Incident documentation/20130607-CI

From Wikitech
Jump to: navigation, search

Summary

Continuous Integration services fell over.

Two associated bug report for this incident: bugzilla:49294 and bugzilla:49330

What Happened

  1. Niklas Laxström reported that CI was stuck. Via email to Engineering on 09:03 (UTC) and via Bugzilla at 08:41 (UTC)
  2. Beta was running out of space - Antoine fixed this so the Jenkins job queue was able to catch back up
  3. Gerrit replication was failing to antimony, causing the replication jobs to get re-queued and clog Gerrit. This blocked stream-events which caused Zuul to not see anything as happening

Lessons Learned

  • For #1, better disk space monitoring for Beta would help keep this from happening again.
  • For #2, we need more monitoring for Gerrit, Jenkins and Zuul to make sure the whole pipeline is working as expected.
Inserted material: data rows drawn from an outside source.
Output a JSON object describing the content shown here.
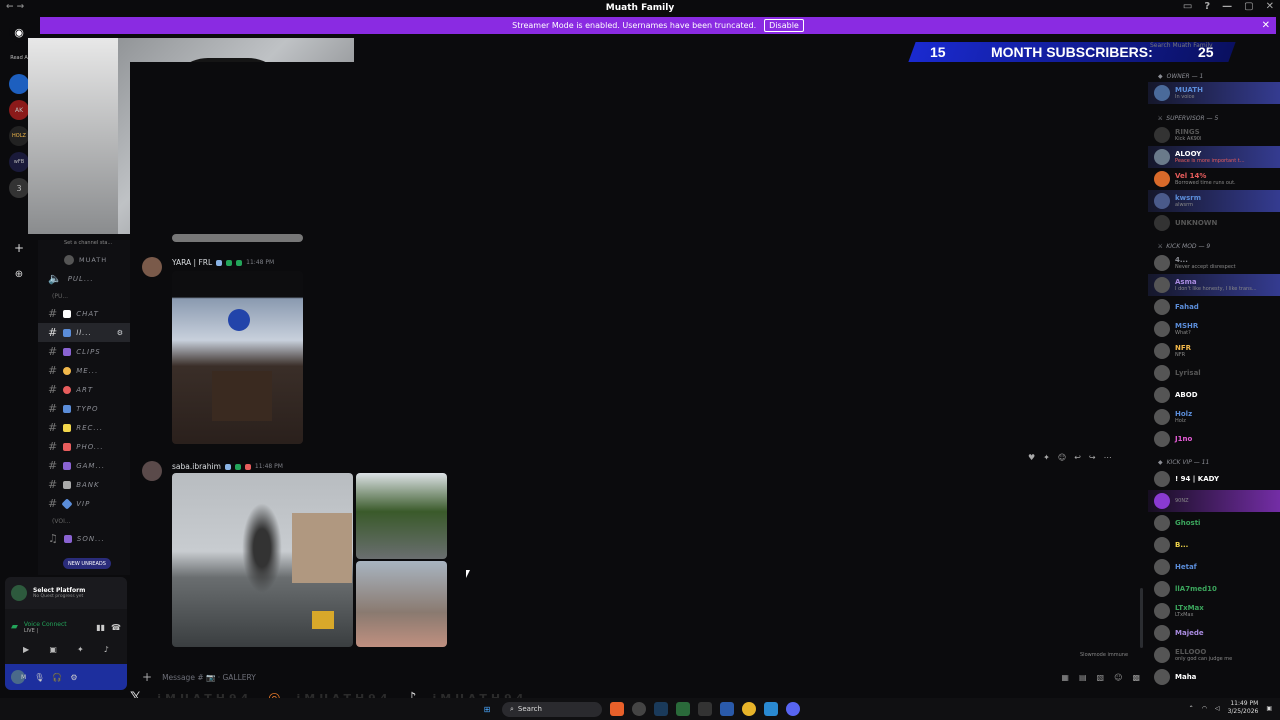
{
  "window": {
    "title": "Muath Family",
    "nav": "← →",
    "controls": [
      "▭",
      "?",
      "—",
      "▢",
      "✕"
    ]
  },
  "streamer_banner": {
    "text": "Streamer Mode is enabled. Usernames have been truncated.",
    "button": "Disable",
    "close": "✕"
  },
  "overlay": {
    "subs_count": "15",
    "subs_label": "MONTH SUBSCRIBERS:",
    "subs_goal": "25"
  },
  "servers": [
    "Read A",
    "AK",
    "HOLZ",
    "wFB",
    "3"
  ],
  "channels": {
    "topic": "Set a channel sta...",
    "voice_user": "MUATH",
    "items": [
      {
        "name": "PUL...",
        "type": "speaker",
        "active": false
      },
      {
        "name": "(PU...",
        "type": "category",
        "active": false
      },
      {
        "name": "CHAT",
        "type": "text",
        "active": false,
        "emoji": "#ffffff"
      },
      {
        "name": "ll...",
        "type": "text",
        "active": true,
        "emoji": "#5b8dd9"
      },
      {
        "name": "CLIPS",
        "type": "text",
        "active": false,
        "emoji": "#8a63d2"
      },
      {
        "name": "ME...",
        "type": "text",
        "active": false,
        "emoji": "#f2b84b"
      },
      {
        "name": "ART",
        "type": "text",
        "active": false,
        "emoji": "#e85d5d"
      },
      {
        "name": "TYPO",
        "type": "text",
        "active": false,
        "emoji": "#5b8dd9"
      },
      {
        "name": "REC...",
        "type": "text",
        "active": false,
        "emoji": "#f2d64b"
      },
      {
        "name": "PHO...",
        "type": "text",
        "active": false,
        "emoji": "#e85d5d"
      },
      {
        "name": "GAM...",
        "type": "text",
        "active": false,
        "emoji": "#8a63d2"
      },
      {
        "name": "BANK",
        "type": "text",
        "active": false,
        "emoji": "#aaaaaa"
      },
      {
        "name": "VIP",
        "type": "text",
        "active": false,
        "emoji": "#5b8dd9"
      },
      {
        "name": "(VOI...",
        "type": "category",
        "active": false
      },
      {
        "name": "SON...",
        "type": "music",
        "active": false,
        "emoji": "#8a63d2"
      }
    ],
    "new_unreads": "NEW UNREADS"
  },
  "user_panel": {
    "quest_title": "Select Platform",
    "quest_sub": "No Quest progress yet",
    "voice_title": "Voice Connect",
    "voice_sub": "LIVE |",
    "user_initial": "M"
  },
  "messages": [
    {
      "author": "YARA | FRL",
      "time": "11:48 PM",
      "author_color": "#dbdee1"
    },
    {
      "author": "saba.ibrahim",
      "time": "11:48 PM",
      "author_color": "#dbdee1"
    }
  ],
  "composer": {
    "placeholder": "Message # 📷 · GALLERY",
    "plus": "+"
  },
  "slowmode": "Slowmode immune",
  "members": {
    "search": "Search Muath Family",
    "roles": [
      {
        "name": "OWNER — 1",
        "members": [
          {
            "name": "MUATH",
            "status": "In voice",
            "color": "#5b8dd9",
            "banner": "blue"
          }
        ]
      },
      {
        "name": "SUPERVISOR — 5",
        "members": [
          {
            "name": "RINGS",
            "status": "Kick AK90l",
            "color": "#555555",
            "banner": ""
          },
          {
            "name": "ALOOY",
            "status": "Peace is more important t...",
            "color": "#ffffff",
            "banner": "blue"
          },
          {
            "name": "Vel 14%",
            "status": "Borrowed time runs out.",
            "color": "#e85d5d",
            "banner": ""
          },
          {
            "name": "kwsrm",
            "status": "alwsrm",
            "color": "#5b8dd9",
            "banner": "blue"
          },
          {
            "name": "UNKNOWN",
            "status": "",
            "color": "#555555",
            "banner": ""
          }
        ]
      },
      {
        "name": "KICK MOD — 9",
        "members": [
          {
            "name": "4...",
            "status": "Never accept disrespect",
            "color": "#8b8d94",
            "banner": ""
          },
          {
            "name": "Asma",
            "status": "I don't like honesty, I like trans...",
            "color": "#a98be0",
            "banner": "blue"
          },
          {
            "name": "Fahad",
            "status": "",
            "color": "#5b8dd9",
            "banner": ""
          },
          {
            "name": "MSHR",
            "status": "What?",
            "color": "#5b8dd9",
            "banner": ""
          },
          {
            "name": "NFR",
            "status": "NFR",
            "color": "#f2b84b",
            "banner": ""
          },
          {
            "name": "Lyrisal",
            "status": "",
            "color": "#555555",
            "banner": ""
          },
          {
            "name": "ABOD",
            "status": "",
            "color": "#ffffff",
            "banner": ""
          },
          {
            "name": "Holz",
            "status": "Holz",
            "color": "#5b8dd9",
            "banner": ""
          },
          {
            "name": "J1no",
            "status": "",
            "color": "#e85dd9",
            "banner": ""
          }
        ]
      },
      {
        "name": "KICK VIP — 11",
        "members": [
          {
            "name": "! 94 | KADY",
            "status": "",
            "color": "#ffffff",
            "banner": ""
          },
          {
            "name": "",
            "status": "90NZ",
            "color": "#a98be0",
            "banner": "purple"
          },
          {
            "name": "Ghosti",
            "status": "",
            "color": "#3ba55c",
            "banner": ""
          },
          {
            "name": "B...",
            "status": "",
            "color": "#f2d64b",
            "banner": ""
          },
          {
            "name": "Hetaf",
            "status": "",
            "color": "#5b8dd9",
            "banner": ""
          },
          {
            "name": "llA7med10",
            "status": "",
            "color": "#3ba55c",
            "banner": ""
          },
          {
            "name": "LTxMax",
            "status": "LTxMax",
            "color": "#3ba55c",
            "banner": ""
          },
          {
            "name": "Majede",
            "status": "",
            "color": "#a98be0",
            "banner": ""
          },
          {
            "name": "ELLOOO",
            "status": "only god can judge me",
            "color": "#555555",
            "banner": ""
          },
          {
            "name": "Maha",
            "status": "",
            "color": "#ffffff",
            "banner": ""
          }
        ]
      }
    ]
  },
  "stream_overlay": {
    "handle1": "iMUATH94",
    "handle2": "iMUATH94",
    "handle3": "iMUATH94"
  },
  "taskbar": {
    "search": "Search",
    "time": "11:49 PM",
    "date": "3/25/2026"
  }
}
Antoine and Chad have already discussed taking care of this together first thing next week when he's back from vacation. Also we should make replication a little less greedy on retrying when it fails...this has caused cascading problems before.

Action Items

Explicit next steps to prevent this from happening again as much as possible, with Bugzilla bugs or RT tickets linked for every step.

  • Chad and Antoine will work on better monitoring of CI infrastructure (see above).